The authors note that these findings raise several new questions about brain plasticity in children: What is the optimal age for hand transplantation to maximize cortical recovery? Does MCR always follow amputation, and how does it compare in people born without hands? Could similar reversals of MCR be achieved in adults who undergo transplantation? The research team plans additional studies to explore these and related questions.

Functional follow-up data are encouraging. Levin and colleagues report that 18 months after the transplant, Zion demonstrated improved independence for activities such as writing, dressing, and feeding, important measures of quality of life after a major reconstructive procedure.

About this research

Funding: This study was funded in part by the National Institutes of Health (grants HD086984, DC008871).

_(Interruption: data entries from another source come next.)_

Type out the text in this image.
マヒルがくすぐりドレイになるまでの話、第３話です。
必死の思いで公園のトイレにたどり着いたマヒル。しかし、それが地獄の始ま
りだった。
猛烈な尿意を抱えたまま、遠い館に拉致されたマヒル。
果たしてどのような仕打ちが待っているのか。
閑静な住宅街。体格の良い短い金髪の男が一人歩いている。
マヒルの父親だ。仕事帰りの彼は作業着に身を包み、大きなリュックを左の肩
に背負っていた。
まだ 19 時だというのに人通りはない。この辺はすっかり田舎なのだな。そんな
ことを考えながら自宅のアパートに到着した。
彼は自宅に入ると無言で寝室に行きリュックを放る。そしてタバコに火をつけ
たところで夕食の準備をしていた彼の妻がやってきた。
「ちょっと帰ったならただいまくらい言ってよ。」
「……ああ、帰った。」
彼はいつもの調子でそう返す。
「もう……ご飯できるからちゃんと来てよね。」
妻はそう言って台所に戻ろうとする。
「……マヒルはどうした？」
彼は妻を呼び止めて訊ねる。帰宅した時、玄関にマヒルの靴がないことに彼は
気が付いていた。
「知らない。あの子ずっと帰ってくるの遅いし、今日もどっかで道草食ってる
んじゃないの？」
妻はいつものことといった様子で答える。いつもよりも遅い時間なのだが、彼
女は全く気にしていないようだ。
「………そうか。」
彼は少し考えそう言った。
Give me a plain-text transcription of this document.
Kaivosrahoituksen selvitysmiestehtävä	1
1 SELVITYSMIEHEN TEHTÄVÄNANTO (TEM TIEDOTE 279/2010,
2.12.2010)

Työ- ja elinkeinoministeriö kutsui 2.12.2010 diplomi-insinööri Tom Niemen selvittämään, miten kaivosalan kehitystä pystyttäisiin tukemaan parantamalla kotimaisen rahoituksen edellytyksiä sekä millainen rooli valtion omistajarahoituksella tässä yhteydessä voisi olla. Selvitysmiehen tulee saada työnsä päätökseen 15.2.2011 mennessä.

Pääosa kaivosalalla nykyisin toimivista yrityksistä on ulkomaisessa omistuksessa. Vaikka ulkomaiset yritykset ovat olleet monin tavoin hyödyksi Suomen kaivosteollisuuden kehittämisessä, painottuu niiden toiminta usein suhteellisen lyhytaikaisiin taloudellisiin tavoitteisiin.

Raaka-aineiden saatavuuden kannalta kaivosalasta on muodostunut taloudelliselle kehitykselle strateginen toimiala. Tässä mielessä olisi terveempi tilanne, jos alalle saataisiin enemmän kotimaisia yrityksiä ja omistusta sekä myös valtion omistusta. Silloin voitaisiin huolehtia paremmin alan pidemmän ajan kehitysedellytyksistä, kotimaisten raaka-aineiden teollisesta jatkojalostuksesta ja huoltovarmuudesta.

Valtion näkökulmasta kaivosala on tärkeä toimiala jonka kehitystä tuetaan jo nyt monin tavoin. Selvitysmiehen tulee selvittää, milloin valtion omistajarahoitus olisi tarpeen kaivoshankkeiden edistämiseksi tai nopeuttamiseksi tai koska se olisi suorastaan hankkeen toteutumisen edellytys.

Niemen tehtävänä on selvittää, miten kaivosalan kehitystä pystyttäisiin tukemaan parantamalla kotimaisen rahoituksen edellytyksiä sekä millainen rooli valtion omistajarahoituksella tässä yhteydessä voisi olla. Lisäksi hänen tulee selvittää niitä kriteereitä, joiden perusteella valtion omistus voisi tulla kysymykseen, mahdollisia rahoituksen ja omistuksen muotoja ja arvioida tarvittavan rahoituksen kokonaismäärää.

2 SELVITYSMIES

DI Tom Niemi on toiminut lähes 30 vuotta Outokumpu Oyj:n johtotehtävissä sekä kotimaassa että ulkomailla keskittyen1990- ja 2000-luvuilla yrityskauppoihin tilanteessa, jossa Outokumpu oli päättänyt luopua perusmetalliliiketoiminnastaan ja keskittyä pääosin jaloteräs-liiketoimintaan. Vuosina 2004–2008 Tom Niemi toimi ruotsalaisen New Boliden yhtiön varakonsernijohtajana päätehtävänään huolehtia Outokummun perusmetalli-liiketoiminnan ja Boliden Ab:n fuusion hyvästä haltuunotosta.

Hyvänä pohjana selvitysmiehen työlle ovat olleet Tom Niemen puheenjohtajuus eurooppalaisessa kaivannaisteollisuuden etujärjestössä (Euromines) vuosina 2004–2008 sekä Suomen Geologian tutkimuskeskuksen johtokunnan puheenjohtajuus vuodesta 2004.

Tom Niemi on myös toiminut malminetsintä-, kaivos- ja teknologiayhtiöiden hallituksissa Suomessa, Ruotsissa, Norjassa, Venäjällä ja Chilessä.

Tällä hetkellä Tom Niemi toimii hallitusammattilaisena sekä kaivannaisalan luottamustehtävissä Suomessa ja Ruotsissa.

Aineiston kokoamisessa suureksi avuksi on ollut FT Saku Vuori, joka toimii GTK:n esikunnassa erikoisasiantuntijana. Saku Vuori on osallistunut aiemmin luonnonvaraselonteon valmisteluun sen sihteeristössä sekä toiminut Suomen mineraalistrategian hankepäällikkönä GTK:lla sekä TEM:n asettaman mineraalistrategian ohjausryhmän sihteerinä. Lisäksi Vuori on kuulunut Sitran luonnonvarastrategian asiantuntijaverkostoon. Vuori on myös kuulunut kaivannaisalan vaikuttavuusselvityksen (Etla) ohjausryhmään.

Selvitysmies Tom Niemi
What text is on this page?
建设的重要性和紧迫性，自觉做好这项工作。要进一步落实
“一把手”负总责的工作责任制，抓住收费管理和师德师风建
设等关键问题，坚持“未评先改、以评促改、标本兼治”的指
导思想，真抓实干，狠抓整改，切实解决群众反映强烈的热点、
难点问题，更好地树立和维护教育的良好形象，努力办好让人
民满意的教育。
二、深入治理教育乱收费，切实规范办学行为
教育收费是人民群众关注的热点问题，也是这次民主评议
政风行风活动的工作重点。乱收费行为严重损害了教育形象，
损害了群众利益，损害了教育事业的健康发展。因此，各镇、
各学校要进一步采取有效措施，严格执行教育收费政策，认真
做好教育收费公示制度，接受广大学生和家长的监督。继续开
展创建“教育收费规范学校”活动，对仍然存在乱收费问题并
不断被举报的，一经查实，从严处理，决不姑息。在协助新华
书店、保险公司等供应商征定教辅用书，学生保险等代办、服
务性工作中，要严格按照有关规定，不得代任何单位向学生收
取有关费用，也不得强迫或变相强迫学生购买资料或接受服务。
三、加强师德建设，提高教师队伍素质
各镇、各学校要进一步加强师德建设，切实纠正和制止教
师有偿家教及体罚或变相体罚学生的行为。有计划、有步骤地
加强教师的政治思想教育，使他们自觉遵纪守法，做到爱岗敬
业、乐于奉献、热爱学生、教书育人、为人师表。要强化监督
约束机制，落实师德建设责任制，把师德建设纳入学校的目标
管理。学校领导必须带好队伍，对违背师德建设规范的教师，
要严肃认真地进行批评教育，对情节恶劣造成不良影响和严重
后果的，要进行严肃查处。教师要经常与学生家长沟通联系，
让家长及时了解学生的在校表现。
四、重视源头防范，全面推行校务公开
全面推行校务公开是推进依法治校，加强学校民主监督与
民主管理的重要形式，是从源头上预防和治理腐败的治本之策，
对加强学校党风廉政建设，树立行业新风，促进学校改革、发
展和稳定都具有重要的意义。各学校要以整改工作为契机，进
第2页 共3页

Source: Ashley Moore & Abbey Anderson – CHOP
Publisher: Organized by NeuroscienceNews.com
Image Source: Image credited to Gaetz et al./Annals of Clinical and Translational Neurology
Original Research: “Massive cortical reorganization is reversible following bilateral transplants of the hands: evidence from the first successful bilateral pediatric hand transplant patient” by William Gaetz et al., Annals of Clinical and Translational Neurology. Published online December 6, 2017. doi:10.1002/acn3.501

Abstract

Massive cortical reorganization is reversible following bilateral transplants of the hands: evidence from the first successful bilateral pediatric hand transplant patient

This repeated-measures case study demonstrates that sensory loss after limb amputation produces measurable changes in cortical somatotopic maps that can reverse after restoration of sensory input. Using magnetoencephalography (MEG) in a child with bilateral hand transplants, the investigators observed large-scale shifts of lip cortical representation into the anatomic hand area during sensory deprivation. Following recovery of tactile sensation in the digits, fingertip responses localized to the expected sensory cortex, although electrophysiologic features such as amplitude and frequency remained atypical during early recovery.